Her Face Value is a 1921 American silent drama film directed by Thomas N. Heffron and written by Percy Heath based upon a story by Earl Derr Biggers. The film stars Wanda Hawley, Lincoln Plumer, Richard Rosson, T. Roy Barnes, Winifred Bryson, Donald MacDonald, and Harvey Clark. The film was released on October 13, 1921, by Paramount Pictures.

==Plot==
As described in a film magazine, chorus girl Peggy Malone marries the press agent of her company Jimmy Parsons and, after it disbands, retires to domestic life. She returns to the stage when her constantly visiting relatives cause a drifting apart of husband and wife. She subsequently joins a motion picture company, wins fame, is injured, and by the end of the film regains her husband and happiness.

==Cast==
- Wanda Hawley as Peggy Malone
- Lincoln Plumer as Pop Malone
- Richard Rosson as Eddie Malone (credited as Dick Rosson)
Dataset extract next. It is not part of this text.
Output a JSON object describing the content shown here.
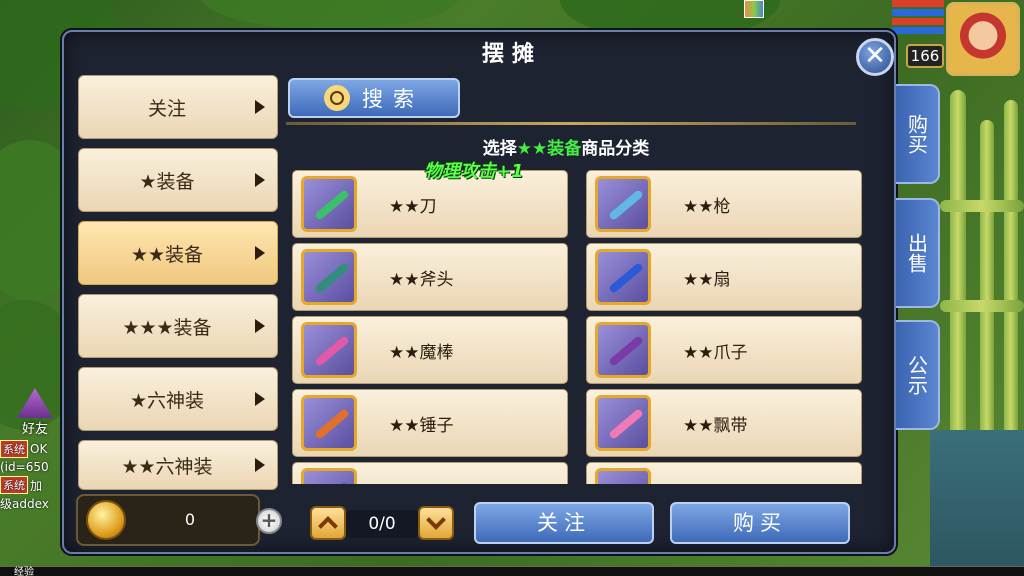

- T. Roy Barnes as Jimmy Parsons
- Winifred Bryson as Laurette
- Donald MacDonald as Martin Fox
- Harvey Clark as F.B. Sturgeon
- George Periolat as James R. Greenwood
- Eugene Burr as Jack Darian
- Ah Wing as Chinaman
==Critical reception==
The Kansas City Journal stated, "If you like honest-to-goodness comedy, the kind which does not draw on your gray matter to decide intricate social problems after a hard day's work, line up at the box office of the Mainstreet. It's worth it. Nobody is hit in the face with a pie, nor is there a race through an endless succession of doors. Most of the time offered laugh getters have been scrapped and the comedy lines and situations first thought out by the author of the magazine story upon which the picture is built are relied upon to carry it across to the audience—and they do."